Семья убогой больной Александры в Успенском переулке вместе с сестрой Елизаветой не отказывала ему во временном крове, но все это было уже не то: прием на Троицкой был совсем закончен, весь круг жизни менялся теперь для батюшки; заниматься со своими близкими в храме он не мог: это отняло бы много времени, там был многочисленный народ, тоже обширная паства, которую еле успевал принимать отче в часы богослужений. На Троицкую ходили теперь только мать Евпраксия да Саша, принося ему обед и завтрак. Поздней, правда, было разрешено ходить туда и матери Агафоне, так как мать Евпраксия из-за клиросного послушания не успевала обслуживать батюшку.

Сумерки наступили для сестер после яркого света дня.
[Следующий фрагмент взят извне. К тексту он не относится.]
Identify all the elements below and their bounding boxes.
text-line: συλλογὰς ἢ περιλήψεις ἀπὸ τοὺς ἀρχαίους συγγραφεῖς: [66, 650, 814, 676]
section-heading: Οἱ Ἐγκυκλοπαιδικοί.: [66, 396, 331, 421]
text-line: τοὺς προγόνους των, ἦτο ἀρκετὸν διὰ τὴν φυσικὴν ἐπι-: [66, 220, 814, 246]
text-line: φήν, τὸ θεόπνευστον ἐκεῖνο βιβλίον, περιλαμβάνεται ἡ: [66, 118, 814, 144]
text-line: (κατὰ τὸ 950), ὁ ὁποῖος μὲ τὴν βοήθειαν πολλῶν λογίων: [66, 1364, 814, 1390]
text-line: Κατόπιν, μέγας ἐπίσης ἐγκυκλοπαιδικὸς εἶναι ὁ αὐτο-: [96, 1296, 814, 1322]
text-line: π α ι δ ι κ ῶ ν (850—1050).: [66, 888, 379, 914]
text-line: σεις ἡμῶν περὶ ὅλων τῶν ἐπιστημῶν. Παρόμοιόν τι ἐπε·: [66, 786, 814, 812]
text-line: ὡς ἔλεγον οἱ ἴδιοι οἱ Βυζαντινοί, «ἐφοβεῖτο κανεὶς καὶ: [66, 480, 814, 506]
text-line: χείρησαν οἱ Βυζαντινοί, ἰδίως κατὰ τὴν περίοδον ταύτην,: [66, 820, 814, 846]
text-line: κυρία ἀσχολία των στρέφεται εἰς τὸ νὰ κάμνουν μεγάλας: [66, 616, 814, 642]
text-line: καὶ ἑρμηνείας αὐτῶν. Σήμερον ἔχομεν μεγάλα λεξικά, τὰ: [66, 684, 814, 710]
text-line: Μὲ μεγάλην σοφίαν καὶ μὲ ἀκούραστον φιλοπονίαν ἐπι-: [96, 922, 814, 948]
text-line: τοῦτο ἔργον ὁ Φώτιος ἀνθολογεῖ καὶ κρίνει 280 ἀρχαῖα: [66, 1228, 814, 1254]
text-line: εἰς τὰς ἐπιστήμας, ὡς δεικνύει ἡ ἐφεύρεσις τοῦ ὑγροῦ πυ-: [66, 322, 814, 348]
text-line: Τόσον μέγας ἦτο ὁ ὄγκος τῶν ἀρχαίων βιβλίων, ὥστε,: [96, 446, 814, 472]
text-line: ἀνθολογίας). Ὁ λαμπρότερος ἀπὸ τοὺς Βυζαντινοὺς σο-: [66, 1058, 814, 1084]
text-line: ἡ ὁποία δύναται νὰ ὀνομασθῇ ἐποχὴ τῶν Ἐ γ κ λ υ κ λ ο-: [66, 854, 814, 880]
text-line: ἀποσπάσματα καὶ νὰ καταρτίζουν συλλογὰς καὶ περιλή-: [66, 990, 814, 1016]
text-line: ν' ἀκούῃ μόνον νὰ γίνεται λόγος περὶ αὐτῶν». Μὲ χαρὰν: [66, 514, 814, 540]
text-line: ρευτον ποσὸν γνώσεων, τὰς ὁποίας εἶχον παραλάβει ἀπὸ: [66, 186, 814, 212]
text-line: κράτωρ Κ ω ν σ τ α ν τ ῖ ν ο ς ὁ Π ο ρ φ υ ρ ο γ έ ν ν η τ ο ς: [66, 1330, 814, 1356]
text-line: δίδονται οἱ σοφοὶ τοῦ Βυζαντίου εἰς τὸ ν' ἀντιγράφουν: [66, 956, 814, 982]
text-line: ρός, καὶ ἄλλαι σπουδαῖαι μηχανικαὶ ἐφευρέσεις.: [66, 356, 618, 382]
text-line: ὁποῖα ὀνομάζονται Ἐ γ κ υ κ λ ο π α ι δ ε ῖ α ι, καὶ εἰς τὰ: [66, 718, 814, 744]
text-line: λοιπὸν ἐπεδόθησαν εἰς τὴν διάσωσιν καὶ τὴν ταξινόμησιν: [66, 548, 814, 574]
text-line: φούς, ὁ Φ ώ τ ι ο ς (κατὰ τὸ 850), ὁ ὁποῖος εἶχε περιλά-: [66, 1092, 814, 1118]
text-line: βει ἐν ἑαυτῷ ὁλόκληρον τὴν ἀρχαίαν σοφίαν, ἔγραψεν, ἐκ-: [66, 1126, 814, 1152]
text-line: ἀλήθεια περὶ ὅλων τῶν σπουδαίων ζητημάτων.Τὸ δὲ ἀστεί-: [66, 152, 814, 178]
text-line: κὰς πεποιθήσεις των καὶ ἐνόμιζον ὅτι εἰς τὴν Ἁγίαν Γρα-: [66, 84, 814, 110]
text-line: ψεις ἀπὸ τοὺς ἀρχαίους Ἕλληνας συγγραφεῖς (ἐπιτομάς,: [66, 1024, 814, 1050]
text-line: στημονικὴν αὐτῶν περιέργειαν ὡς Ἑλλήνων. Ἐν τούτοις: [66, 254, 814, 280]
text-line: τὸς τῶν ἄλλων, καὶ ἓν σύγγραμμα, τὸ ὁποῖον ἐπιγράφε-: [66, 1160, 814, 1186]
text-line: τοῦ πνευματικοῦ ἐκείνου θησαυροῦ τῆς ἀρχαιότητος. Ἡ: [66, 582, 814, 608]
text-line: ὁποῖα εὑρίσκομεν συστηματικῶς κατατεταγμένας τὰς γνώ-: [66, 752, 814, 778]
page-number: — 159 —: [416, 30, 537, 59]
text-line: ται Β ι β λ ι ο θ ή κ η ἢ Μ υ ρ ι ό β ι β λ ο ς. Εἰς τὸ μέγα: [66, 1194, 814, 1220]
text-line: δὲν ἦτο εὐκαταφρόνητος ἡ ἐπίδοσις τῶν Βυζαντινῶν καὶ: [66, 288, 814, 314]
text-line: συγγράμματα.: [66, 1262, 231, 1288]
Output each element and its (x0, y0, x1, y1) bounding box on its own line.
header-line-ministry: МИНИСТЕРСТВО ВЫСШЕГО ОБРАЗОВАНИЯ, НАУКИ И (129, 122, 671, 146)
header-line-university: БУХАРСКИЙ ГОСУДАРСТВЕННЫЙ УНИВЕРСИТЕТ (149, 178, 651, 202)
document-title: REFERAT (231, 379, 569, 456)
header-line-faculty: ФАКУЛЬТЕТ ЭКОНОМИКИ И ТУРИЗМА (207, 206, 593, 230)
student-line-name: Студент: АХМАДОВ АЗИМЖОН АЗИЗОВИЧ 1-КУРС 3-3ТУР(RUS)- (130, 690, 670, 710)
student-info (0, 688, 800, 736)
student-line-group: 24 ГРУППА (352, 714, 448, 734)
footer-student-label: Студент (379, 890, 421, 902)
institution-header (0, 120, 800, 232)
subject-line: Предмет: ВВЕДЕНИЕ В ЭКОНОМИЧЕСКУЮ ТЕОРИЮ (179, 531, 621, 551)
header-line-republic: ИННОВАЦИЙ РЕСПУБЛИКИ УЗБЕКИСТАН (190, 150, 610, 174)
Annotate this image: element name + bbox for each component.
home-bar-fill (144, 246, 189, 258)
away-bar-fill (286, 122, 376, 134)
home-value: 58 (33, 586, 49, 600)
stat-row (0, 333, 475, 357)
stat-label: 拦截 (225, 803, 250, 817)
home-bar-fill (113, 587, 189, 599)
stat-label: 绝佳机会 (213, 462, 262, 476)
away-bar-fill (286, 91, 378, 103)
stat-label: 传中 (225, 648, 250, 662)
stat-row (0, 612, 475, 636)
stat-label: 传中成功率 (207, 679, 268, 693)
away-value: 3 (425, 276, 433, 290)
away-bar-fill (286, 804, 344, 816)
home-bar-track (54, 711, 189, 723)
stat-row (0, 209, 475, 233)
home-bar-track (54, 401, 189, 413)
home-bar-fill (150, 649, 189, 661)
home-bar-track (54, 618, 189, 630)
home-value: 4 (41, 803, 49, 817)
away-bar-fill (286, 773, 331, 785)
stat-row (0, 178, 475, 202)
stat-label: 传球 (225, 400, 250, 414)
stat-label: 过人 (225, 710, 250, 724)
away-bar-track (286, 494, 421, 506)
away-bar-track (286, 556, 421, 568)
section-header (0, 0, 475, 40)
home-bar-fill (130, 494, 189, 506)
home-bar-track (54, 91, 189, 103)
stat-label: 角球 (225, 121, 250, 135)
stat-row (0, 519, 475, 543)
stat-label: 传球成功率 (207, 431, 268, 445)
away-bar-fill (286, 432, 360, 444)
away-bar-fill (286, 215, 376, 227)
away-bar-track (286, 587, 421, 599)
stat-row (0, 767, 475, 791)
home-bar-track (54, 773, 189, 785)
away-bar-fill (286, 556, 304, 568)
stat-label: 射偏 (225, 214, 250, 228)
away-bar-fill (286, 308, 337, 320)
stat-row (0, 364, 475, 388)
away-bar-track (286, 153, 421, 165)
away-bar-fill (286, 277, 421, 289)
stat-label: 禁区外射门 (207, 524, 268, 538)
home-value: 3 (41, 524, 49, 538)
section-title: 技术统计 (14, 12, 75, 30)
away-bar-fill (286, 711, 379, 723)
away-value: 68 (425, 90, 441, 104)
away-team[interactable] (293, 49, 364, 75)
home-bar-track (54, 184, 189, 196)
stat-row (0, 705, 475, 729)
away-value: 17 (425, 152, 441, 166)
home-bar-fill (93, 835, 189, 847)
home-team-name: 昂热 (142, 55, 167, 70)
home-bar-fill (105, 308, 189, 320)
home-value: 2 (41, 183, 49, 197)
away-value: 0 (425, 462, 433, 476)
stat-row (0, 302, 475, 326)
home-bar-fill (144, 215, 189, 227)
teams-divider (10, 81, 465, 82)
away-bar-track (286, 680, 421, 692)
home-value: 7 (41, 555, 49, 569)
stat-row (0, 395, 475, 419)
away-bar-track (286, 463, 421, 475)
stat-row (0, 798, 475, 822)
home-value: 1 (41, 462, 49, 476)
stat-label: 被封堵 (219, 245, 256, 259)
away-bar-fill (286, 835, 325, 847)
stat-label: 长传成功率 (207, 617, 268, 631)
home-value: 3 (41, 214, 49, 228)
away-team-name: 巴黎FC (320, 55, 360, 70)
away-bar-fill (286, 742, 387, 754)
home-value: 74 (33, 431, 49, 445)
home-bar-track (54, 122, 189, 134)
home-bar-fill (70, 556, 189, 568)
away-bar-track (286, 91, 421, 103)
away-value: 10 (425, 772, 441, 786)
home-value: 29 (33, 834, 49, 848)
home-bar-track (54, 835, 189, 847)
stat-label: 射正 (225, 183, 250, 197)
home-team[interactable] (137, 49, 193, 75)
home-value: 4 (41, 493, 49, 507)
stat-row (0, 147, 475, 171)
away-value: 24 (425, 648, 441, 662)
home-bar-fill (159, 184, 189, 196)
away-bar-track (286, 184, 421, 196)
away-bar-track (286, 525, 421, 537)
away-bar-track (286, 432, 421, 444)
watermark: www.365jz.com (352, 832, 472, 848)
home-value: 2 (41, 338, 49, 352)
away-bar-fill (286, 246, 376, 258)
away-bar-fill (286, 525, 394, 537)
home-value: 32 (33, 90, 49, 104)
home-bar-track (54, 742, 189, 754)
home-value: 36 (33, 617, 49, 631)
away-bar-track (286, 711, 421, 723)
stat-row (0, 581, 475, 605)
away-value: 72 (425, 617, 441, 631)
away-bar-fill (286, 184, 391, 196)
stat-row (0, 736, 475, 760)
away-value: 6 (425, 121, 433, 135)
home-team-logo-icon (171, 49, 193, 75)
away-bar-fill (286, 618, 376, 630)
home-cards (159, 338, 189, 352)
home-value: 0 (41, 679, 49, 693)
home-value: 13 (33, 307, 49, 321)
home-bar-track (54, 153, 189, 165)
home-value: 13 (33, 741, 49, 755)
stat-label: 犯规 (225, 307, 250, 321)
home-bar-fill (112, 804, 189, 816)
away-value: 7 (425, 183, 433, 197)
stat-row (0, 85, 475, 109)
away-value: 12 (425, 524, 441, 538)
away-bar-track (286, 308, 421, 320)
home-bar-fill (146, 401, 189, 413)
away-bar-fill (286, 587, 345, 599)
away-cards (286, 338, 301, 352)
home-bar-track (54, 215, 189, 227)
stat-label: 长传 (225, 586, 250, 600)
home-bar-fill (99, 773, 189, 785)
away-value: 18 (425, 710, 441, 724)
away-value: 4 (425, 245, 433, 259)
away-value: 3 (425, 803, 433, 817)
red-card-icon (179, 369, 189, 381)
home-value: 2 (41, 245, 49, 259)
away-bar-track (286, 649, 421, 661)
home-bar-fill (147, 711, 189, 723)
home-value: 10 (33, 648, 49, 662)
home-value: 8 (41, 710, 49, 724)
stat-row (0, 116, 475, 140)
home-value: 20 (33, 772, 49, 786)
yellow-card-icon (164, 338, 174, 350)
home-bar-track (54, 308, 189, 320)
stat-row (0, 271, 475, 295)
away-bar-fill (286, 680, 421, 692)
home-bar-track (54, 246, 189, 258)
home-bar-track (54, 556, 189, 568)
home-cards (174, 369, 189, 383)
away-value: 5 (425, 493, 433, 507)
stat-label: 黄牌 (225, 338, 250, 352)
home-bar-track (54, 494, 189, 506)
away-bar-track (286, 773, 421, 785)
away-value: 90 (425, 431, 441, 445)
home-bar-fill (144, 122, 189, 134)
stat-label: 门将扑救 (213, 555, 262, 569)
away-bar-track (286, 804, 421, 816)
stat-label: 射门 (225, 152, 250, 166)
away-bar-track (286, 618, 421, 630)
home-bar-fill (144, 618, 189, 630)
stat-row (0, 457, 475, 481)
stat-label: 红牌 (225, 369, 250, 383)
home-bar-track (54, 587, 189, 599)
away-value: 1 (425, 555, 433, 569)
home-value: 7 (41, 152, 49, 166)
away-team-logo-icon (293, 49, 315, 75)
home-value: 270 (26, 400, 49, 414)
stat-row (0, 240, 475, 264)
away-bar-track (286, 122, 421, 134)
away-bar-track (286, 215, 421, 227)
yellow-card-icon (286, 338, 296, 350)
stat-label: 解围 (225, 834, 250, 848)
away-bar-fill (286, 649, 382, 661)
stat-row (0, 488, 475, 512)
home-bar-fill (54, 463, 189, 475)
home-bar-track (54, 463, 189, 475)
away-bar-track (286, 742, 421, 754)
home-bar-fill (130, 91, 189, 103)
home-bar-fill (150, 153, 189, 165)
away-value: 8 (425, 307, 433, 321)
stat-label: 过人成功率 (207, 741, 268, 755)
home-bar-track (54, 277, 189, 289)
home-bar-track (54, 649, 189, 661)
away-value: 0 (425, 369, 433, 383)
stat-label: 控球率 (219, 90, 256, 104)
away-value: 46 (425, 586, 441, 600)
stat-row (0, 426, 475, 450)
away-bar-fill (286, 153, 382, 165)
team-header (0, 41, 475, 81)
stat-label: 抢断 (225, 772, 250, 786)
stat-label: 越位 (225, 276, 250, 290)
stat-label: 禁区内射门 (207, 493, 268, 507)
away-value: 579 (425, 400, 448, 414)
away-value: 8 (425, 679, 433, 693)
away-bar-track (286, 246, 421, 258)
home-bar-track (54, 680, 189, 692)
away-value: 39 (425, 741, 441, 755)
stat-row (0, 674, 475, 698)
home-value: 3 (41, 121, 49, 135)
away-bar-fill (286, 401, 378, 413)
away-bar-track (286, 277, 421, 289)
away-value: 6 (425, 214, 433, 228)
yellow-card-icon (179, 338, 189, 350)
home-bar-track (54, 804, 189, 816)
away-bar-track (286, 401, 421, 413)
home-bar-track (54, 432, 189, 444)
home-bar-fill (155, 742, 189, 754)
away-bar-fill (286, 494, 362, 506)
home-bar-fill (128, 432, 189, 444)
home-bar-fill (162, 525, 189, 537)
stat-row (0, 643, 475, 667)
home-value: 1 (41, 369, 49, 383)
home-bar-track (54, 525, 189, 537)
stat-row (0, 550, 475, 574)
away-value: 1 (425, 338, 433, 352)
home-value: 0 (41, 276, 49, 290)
Но это еще было терпимо; их сердце отче был с ними, и жить еще было можно, изредка переводя дыхание после того, как они ненадолго бывали приняты батюшкой. И прошедший счастливый год их духовной жизни теперь еще яснее вставал в их памяти.

Не так ли бывает и в природе, когда после яркого радостного дня солнце садится за большое, блещущее перламутром облако? По чистому небу над облаком во все стороны идут снопы света, занимая чуть ли не половину небосклона. Это сияние, этот яркий блеск облака не говорит ли сердцу о величии скрывающегося светила? Так, может быть, прошел бы незамеченным спокойный его закат, солнце постепенно ушло бы за узорный край леса. А здесь эти неземные лучи сияния, этот перламутр точно незабвенной делают чудную энергию солнца, весь день животворившего все живое своими лучами.

Не так ли это, о сестры? Снопы тех лучей достигают даже до наших дней, сейчас, уже столько десятилетий спустя после той Фаворской келлии батюшки.